Hi @Victor0118 and @lintool thank you for providing the integration with MatchZoo. I am looking at documents describing this work: https://github.com/castorini/anserini/blob/master/docs/document-matchzoo.md However, I am confused regarding where respective training scripts can be found.

In particular, I cannot find the following scripts:

prepare_mz_data.py
matchzoo/main.py

I also checked the castor repository, but in vain.
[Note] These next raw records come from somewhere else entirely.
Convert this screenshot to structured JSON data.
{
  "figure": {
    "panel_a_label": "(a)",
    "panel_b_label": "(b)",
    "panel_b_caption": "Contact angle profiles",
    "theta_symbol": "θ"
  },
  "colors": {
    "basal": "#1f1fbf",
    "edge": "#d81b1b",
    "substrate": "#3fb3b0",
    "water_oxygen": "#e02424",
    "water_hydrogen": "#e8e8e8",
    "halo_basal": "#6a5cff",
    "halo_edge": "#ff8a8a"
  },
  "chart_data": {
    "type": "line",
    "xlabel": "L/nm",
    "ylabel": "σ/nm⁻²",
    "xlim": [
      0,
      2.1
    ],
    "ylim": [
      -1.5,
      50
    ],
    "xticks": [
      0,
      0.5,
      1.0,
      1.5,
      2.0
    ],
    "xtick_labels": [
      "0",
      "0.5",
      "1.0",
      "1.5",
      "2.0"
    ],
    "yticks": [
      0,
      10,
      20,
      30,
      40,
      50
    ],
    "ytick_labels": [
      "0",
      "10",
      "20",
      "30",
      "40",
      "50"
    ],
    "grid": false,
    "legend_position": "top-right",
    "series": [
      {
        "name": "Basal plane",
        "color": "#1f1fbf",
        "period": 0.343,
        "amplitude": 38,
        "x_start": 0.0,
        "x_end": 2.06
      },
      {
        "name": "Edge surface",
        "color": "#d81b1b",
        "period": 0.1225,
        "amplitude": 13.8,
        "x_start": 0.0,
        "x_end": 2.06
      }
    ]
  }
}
Is it some branch?

Could you guide me?

Many thanks!

Victor0118 commented 5 years ago

Hi, @searchivarius. Thanks for your interest in this work.

This integration is between Anserini and Matchzoo v1.0. So you can find the script in the MatchZoo v1.0 here: https://github.com/NTMC-Community/MatchZoo/tree/1.0

I would suggest you use my repo since I have some updates based on the code above so that we can apply MatchZoo to Robust04 and Tweet datasets: https://github.com/Victor0118/MatchZoo/tree/rerank/data/robust04 and https://github.com/Victor0118/MatchZoo/tree/rerank/data/tweets

searchivarius commented 5 years ago

Hi @Victor0118 thanks a lot for the quick reply!